Regarding infant mortality, many people confuse this high conditional probability of failure with real failures. If this were the case, the aircraft industry, where its components have 70% infant mortality (sum of A and F patterns) would not be the safest means of transportation in the world. The high initial conditional probability of failure is attributed to complex components with many connections, microcomponents and/or very strict requirements of assembly sequence, equipment connection, alignment, torque, clearances, and resistant materials, among others.

So what does the aerospace industry do and what should we do with our equipment to prevent the high probability of failure from becoming failures? Well, maximize efforts to identify failure modes that meet this pattern and avoid infant mortality failures in two ways. One, strictly comply with equipment assembly and connection procedures, alignment, torque, clearances, trained personnel, good quality materials/spare parts, and proper testing and start-up protocols.

This will avoid equipment start-up with the typical results of equipment that, operating stably, we intervene on the weekend and it takes until Wednesday to stabilize it.

The second way to avoid the effects of infant mortality is to avoid unnecessary interventions (over-maintenance) that lead to the same high probability of initial failure every time we intervene in the equipment.

Relationship between team intervention and infant mortality in failure patterns. — Figure 4. Relationship between team intervention and infant mortality.

It should also be noted that the more invasive the intervention (more components are disassembled and replaced), the greater the probability of failure.
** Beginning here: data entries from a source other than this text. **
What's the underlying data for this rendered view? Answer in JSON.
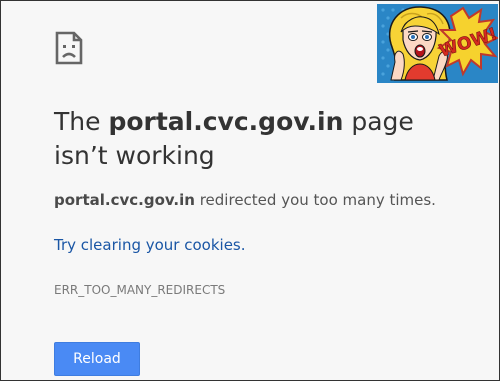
{
  "error_page": {
    "title_prefix": "The ",
    "title_host": "portal.cvc.gov.in",
    "title_suffix": " page isn’t working",
    "subtitle_host": "portal.cvc.gov.in",
    "subtitle_rest": " redirected you too many times.",
    "suggestion_link": "Try clearing your cookies.",
    "error_code": "ERR_TOO_MANY_REDIRECTS",
    "reload_label": "Reload",
    "icon": "sad-page-icon"
  },
  "meme": {
    "text": "WOW!"
  },
  "colors": {
    "link": "#1a56a5",
    "button": "#4a8af4",
    "text": "#333333"
  }
}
Where cyclic failure patterns (A, B or C) are identified, a cyclic replacement or service task will tend to be applied. And where a random pattern is identified, a condition-based task will tend to be applied. The RCM decision tree will support in selecting these actions or others such as fault finding, operate to failure or changeovers.
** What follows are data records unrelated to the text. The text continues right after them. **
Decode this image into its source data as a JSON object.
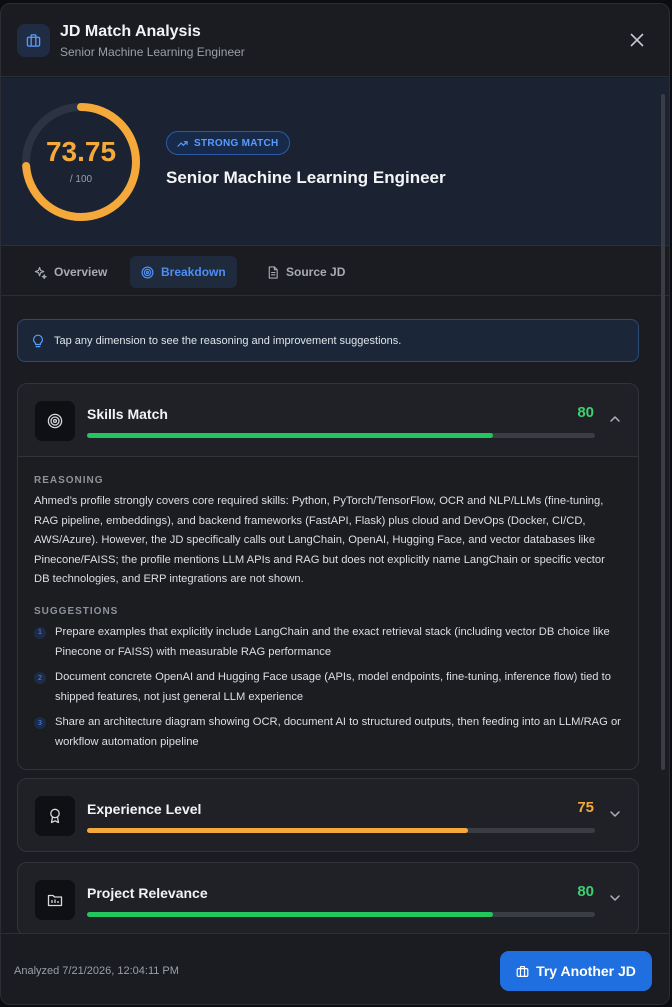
{
  "header": {
    "title": "JD Match Analysis",
    "subtitle": "Senior Machine Learning Engineer",
    "icon": "briefcase-icon"
  },
  "score": {
    "value": "73.75",
    "max_label": "/ 100",
    "fraction": 0.7375,
    "badge": "STRONG MATCH",
    "title": "Senior Machine Learning Engineer",
    "color": "#f5a93a"
  },
  "tabs": [
    {
      "label": "Overview",
      "icon": "sparkle-icon",
      "active": false
    },
    {
      "label": "Breakdown",
      "icon": "target-icon",
      "active": true
    },
    {
      "label": "Source JD",
      "icon": "document-icon",
      "active": false
    }
  ],
  "hint": "Tap any dimension to see the reasoning and improvement suggestions.",
  "dimensions": [
    {
      "name": "Skills Match",
      "score": "80",
      "fraction": 0.8,
      "color": "#22c55e",
      "score_color": "#3ecf6e",
      "icon": "target-icon",
      "expanded": true,
      "reasoning_label": "REASONING",
      "reasoning": "Ahmed’s profile strongly covers core required skills: Python, PyTorch/TensorFlow, OCR and NLP/LLMs (fine-tuning, RAG pipeline, embeddings), and backend frameworks (FastAPI, Flask) plus cloud and DevOps (Docker, CI/CD, AWS/Azure). However, the JD specifically calls out LangChain, OpenAI, Hugging Face, and vector databases like Pinecone/FAISS; the profile mentions LLM APIs and RAG but does not explicitly name LangChain or specific vector DB technologies, and ERP integrations are not shown.",
      "suggestions_label": "SUGGESTIONS",
      "suggestions": [
        {
          "num": "1",
          "text": "Prepare examples that explicitly include LangChain and the exact retrieval stack (including vector DB choice like Pinecone or FAISS) with measurable RAG performance"
        },
        {
          "num": "2",
          "text": "Document concrete OpenAI and Hugging Face usage (APIs, model endpoints, fine-tuning, inference flow) tied to shipped features, not just general LLM experience"
        },
        {
          "num": "3",
          "text": "Share an architecture diagram showing OCR, document AI to structured outputs, then feeding into an LLM/RAG or workflow automation pipeline"
        }
      ]
    },
    {
      "name": "Experience Level",
      "score": "75",
      "fraction": 0.75,
      "color": "#f5a93a",
      "score_color": "#f5a93a",
      "icon": "award-icon",
      "expanded": false
    },
    {
      "name": "Project Relevance",
      "score": "80",
      "fraction": 0.8,
      "color": "#22c55e",
      "score_color": "#3ecf6e",
      "icon": "folder-icon",
      "expanded": false
    }
  ],
  "footer": {
    "analyzed": "Analyzed 7/21/2026, 12:04:11 PM",
    "button_label": "Try Another JD"
  }
}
RCM reporting of failure patterns — Figure 5. Failure patterns. RCM report².

In random patterns, tasks with age-associated frequencies do little to improve the cost-effective performance of a team.

Special consideration with pattern B

In practice, pattern B is mainly identified in asset elements that are in direct contact with the product, where friction, corrosion, evaporation, abrasion, and erosion phenomena exist, under uniform and constant stresses. Periodic replacement or restoration may be appropriate.
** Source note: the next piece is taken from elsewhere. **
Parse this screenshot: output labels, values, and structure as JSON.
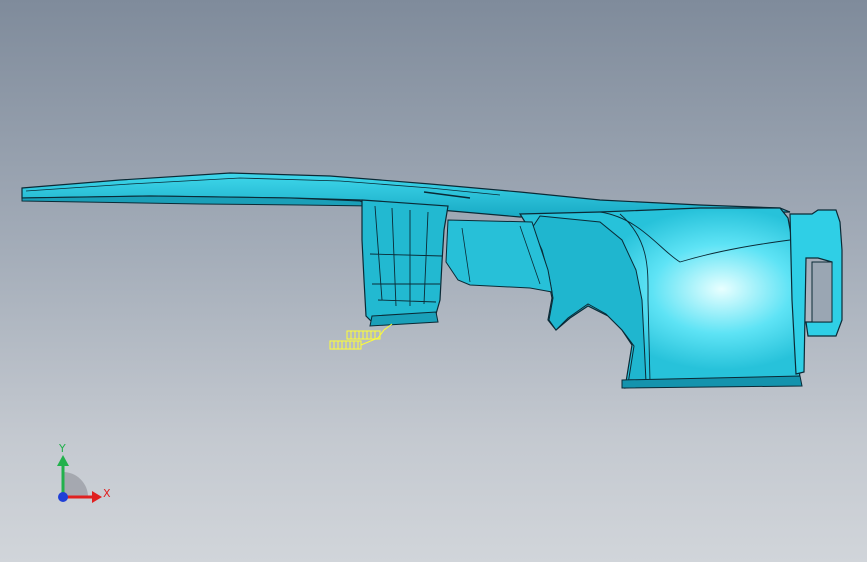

But what happens if a piece of equipment has several components with failure modes that follow Pattern B? Surely the useful life estimation will tend to a variety of different ages (longevity of the components) that will force to form a preventive maintenance schedule with stops every X amount of hours and where all the activities related to components whose service and/or replacement cycles are similar are grouped together.

For this reason, after an RCM analysis, although it is expected that the number of activities will be reduced and many cyclic replacement tasks will be changed to a condition-based replacement, maintenance frequencies, for example, every 2000, 8000, and 16000 hours, will certainly be maintained.

Conclusion

The knowledge of the Failure Patterns is the logical way to do maintenance. It became clear to us that in order to design policies for handling any failure mode we must know its “nature” (Failure Pattern), otherwise we would be betting on chance in the selection of these policies. This, of course, will result in lower reliability and high maintenance costs. Knowing the Failure Patterns in depth has been one of the major advances obtained by maintenance organizations globally.

References

Amendola, L., Operational reliability. 2011.
F. Stanley Nowlan and Howard F. Heap, “Reliability Centered Maintenance”. December 29, 1978, U.S. Department of Commerce, National Technical Information Service. Produced by Dolby Access Press.